Tuesday night, July 13, 2015

St. Andrews, Scotland

My overnight flight arrived in Glasgow at 7:30 this morning and Siri told me that I’d arrive in St. Andrews around 10 a.m., and I thought I might be able to slip into Tiger’s press conference, set for that hour. But the Hertz counter, the M-90, Junction 8 and the A-917 had other plans. Instead, I had a late breakfast with some friends at a place in town called Forgan’s, named for a 19th century club manufacturer. Years ago, a Scottish teaching pro named John Stark gave me a club stamped with the name R. Forgan. That’s one club I’m not selling at the yard sale we’re never likely to have.

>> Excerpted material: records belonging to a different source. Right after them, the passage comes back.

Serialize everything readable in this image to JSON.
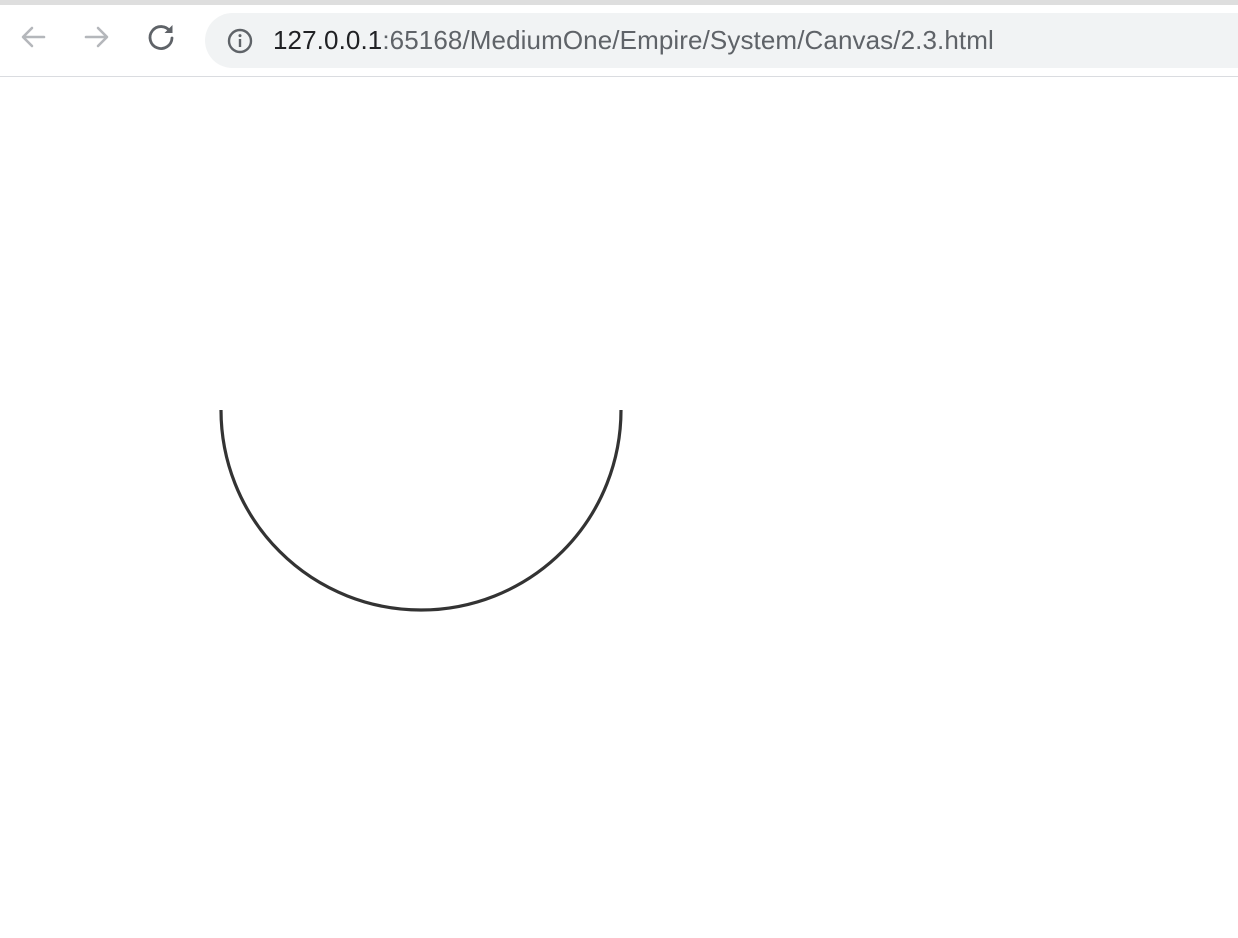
{
  "browser": {
    "address_bar": {
      "host": "127.0.0.1",
      "path": ":65168/MediumOne/Empire/System/Canvas/2.3.html"
    },
    "icons": {
      "back": "arrow-left-icon",
      "forward": "arrow-right-icon",
      "reload": "reload-icon",
      "site_info": "info-icon"
    }
  },
  "page": {
    "canvas": {
      "shape": "arc",
      "arc": "lower semicircle",
      "stroke_color": "#333333"
    }
  }
}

I’m renting a room in a private home in the heart of town, maybe a half-mile from the Old Course. I was in the same house, with the same golf-bum friends, in 2010 and in 2005. Not much changes here, and who would want it any other way? My friend Bert and I are having a competition, to see who can end the most sentences with the word indeed. I’m going to give Bert a break and not count that one.

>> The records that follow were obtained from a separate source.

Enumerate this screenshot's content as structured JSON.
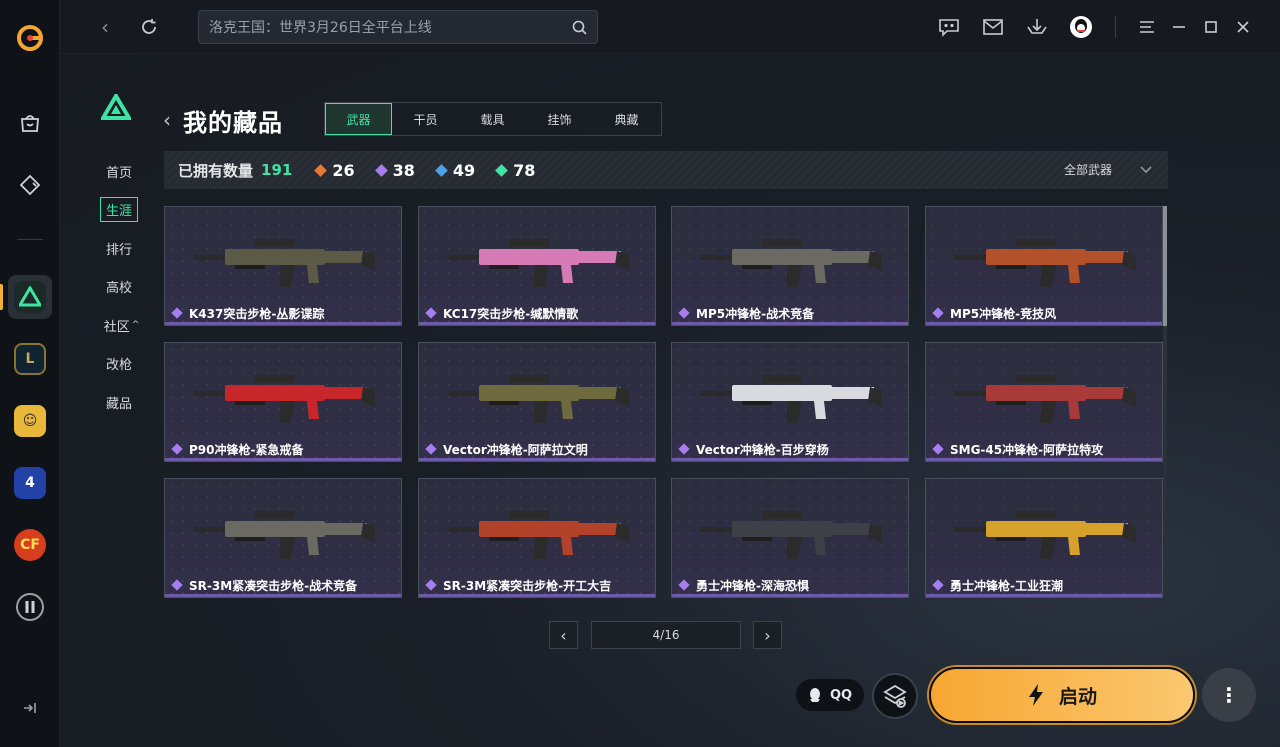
{
  "search": {
    "placeholder": "洛克王国：世界3月26日全平台上线"
  },
  "page": {
    "title": "我的藏品",
    "tabs": [
      {
        "label": "武器",
        "active": true
      },
      {
        "label": "干员",
        "active": false
      },
      {
        "label": "载具",
        "active": false
      },
      {
        "label": "挂饰",
        "active": false
      },
      {
        "label": "典藏",
        "active": false
      }
    ]
  },
  "section_nav": [
    {
      "label": "首页",
      "active": false
    },
    {
      "label": "生涯",
      "active": true
    },
    {
      "label": "排行",
      "active": false
    },
    {
      "label": "高校",
      "active": false
    },
    {
      "label": "社区",
      "active": false,
      "suffix": "^"
    },
    {
      "label": "改枪",
      "active": false
    },
    {
      "label": "藏品",
      "active": false
    }
  ],
  "stats": {
    "owned_label": "已拥有数量",
    "owned_total": "191",
    "tiers": [
      {
        "value": "26",
        "color": "#e07b3a"
      },
      {
        "value": "38",
        "color": "#a77ef2"
      },
      {
        "value": "49",
        "color": "#4aa3e8"
      },
      {
        "value": "78",
        "color": "#3ee4a3"
      }
    ],
    "filter_label": "全部武器"
  },
  "weapons": [
    {
      "name": "K437突击步枪-丛影谍踪",
      "color": "#5a5a46"
    },
    {
      "name": "KC17突击步枪-缄默情歌",
      "color": "#d77bb6"
    },
    {
      "name": "MP5冲锋枪-战术竞备",
      "color": "#6b6a62"
    },
    {
      "name": "MP5冲锋枪-竞技风",
      "color": "#b3512a"
    },
    {
      "name": "P90冲锋枪-紧急戒备",
      "color": "#c7262a"
    },
    {
      "name": "Vector冲锋枪-阿萨拉文明",
      "color": "#6d6a3d"
    },
    {
      "name": "Vector冲锋枪-百步穿杨",
      "color": "#d9d9e0"
    },
    {
      "name": "SMG-45冲锋枪-阿萨拉特攻",
      "color": "#a83a3a"
    },
    {
      "name": "SR-3M紧凑突击步枪-战术竞备",
      "color": "#6b6a62"
    },
    {
      "name": "SR-3M紧凑突击步枪-开工大吉",
      "color": "#b2432a"
    },
    {
      "name": "勇士冲锋枪-深海恐惧",
      "color": "#3e4048"
    },
    {
      "name": "勇士冲锋枪-工业狂潮",
      "color": "#d6a22c"
    }
  ],
  "pagination": {
    "indicator": "4/16"
  },
  "bottom": {
    "qq_label": "QQ",
    "launch_label": "启动"
  },
  "colors": {
    "accent": "#3ee4a3",
    "launch": "#f7a632"
  },
  "icons": {
    "rail": [
      "app-logo-icon",
      "store-icon",
      "game-library-icon",
      "delta-force-icon",
      "league-icon",
      "game-icon-2",
      "game-icon-3",
      "crossfire-icon",
      "pause-icon",
      "collapse-icon"
    ],
    "topbar": [
      "back-icon",
      "refresh-icon",
      "search-icon",
      "chat-icon",
      "mail-icon",
      "download-icon",
      "qq-avatar-icon",
      "menu-icon",
      "minimize-icon",
      "maximize-icon",
      "close-icon"
    ]
  }
}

You might have going to the Masters on your bucket list, and you should, but I’d put an Open at St. Andrews ahead of it. For one thing, there are 20 or 30 courses within 20 miles of the Old Course that you’d love to play, and you have the daylight you need to both watch the golf and play the golf, too. As for the charms of St. Andrews, they are endless.

On a longish and slow jog this afternoon, I went up a hill and straight out of town. From on high, everything looks small and insingicant, which of course it is. The farm fields often have ancient rights of ways running right through them. The Scottish sense of property is very different from what we have in the United States. One road I was on today devolved to a narrow path and then an overgrown farm field in the space of a mile or two. I’m still picking thorny things out of my socks and running shoes.

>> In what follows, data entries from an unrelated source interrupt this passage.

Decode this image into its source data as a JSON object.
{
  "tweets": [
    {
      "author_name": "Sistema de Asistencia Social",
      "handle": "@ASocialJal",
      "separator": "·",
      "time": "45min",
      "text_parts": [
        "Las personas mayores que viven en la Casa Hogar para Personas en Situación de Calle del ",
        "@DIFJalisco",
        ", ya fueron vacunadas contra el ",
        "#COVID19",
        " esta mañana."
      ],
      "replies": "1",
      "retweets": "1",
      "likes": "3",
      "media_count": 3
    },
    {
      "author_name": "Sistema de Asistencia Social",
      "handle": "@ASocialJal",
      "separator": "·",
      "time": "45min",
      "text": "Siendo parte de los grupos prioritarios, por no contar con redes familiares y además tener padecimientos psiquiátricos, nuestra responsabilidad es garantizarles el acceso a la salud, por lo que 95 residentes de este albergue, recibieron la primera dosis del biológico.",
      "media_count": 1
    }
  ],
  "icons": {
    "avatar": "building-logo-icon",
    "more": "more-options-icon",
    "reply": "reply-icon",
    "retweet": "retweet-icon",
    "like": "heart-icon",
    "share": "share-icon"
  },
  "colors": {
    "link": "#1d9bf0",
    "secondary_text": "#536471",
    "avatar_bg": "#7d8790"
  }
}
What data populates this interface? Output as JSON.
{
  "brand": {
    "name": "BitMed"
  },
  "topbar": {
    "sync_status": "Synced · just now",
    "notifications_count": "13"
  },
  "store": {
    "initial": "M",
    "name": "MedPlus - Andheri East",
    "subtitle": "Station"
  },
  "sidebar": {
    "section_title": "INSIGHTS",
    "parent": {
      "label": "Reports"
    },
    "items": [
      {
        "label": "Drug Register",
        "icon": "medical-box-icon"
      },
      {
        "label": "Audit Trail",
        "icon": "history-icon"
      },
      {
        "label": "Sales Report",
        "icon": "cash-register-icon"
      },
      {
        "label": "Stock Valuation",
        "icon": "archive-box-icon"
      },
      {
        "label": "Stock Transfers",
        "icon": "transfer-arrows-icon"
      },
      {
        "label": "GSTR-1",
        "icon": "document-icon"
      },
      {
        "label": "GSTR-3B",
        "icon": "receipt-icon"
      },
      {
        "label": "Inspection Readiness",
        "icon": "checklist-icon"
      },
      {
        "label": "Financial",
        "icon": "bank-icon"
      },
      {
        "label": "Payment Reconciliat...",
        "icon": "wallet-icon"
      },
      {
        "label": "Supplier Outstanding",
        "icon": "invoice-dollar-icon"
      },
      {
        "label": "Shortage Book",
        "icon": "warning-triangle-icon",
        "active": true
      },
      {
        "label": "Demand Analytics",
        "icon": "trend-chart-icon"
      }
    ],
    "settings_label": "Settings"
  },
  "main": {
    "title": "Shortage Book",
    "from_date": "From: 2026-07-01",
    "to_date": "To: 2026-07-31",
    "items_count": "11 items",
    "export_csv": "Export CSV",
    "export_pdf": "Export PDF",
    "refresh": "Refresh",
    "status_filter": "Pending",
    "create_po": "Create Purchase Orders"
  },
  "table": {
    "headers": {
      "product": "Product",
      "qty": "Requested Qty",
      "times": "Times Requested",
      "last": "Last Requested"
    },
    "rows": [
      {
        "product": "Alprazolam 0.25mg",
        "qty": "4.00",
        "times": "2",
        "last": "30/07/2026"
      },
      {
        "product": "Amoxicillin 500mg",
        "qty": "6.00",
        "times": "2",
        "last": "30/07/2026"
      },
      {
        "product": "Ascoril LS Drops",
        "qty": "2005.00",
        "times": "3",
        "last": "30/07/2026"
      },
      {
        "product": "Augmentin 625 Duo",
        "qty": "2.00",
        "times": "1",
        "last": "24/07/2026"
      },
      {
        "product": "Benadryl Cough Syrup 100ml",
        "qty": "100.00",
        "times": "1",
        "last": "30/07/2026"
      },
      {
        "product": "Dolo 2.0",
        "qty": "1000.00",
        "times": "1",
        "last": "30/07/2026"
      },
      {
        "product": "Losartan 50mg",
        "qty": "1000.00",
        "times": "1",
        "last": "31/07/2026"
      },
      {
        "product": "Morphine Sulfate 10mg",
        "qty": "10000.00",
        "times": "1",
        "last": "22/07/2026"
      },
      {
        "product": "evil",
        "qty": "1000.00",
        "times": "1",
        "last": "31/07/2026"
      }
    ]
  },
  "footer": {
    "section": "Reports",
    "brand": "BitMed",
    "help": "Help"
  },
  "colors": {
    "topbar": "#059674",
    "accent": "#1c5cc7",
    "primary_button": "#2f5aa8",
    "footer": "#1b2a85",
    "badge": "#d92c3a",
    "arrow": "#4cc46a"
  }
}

At half-past seven, with at least two hours of daylight left, I found myself walking all over the Old Course. Nobody was chasing me away and there were many others golf buffs doing the same thing. I know Tiger’s been talking about how soft the course is but it seemed plenty firm to me. It was green, from all the rain that has fallen here in recent weeks, but the ground was hard. Michael Greller, Jordan Spieth’s caddie, was on the course, getting yardages. He bowled one from about 60 yards in front of the 17th green and it showed no signs of slowing down when it hit the green. Very fast indeed.

Carl Smith, Cameron Tringale’s caddie, was out there on the course with Greller. Carl has a handlebar mustache he seemingly borrowed from an American League pitcher, circa 1920. I’m not saying his ‘stache is going to make you forget about Young Tom Morris’s tea strainer, but it’s impressive. If you’re in St. Andrews, and you care about golf, you actually feel connected to the Tom Morrises, senior and junior.

That’s not chamber-of-commerce prattle. I’m telling you what I actually feel when I’m in St. Andrews. You are aware of the golfers and duffers and feather-boilers (to make gutta percha balls) that came before us. That’s why it does not matter if the winning score is 16 under again, as it was the last St. Andrews Open, in 2010. You come here because we have always come here.

It’s strange, when you get out of town two or three miles. When you’re up high at that point, looking down, and you can see the farm fields and the town and the church spires and the sea, but you can’t see the Old Course, or the New Course either, for that matter. True linksland is flat, sullen, hidden. The Old Course is just a rumpled field, mown tight, with a burn running through it and 18 holes and 36 tee markers. Golf is a simple, cross-country, outdoor ball-and-stick game. Everything else you’ve heard about it is marketing, and commentary.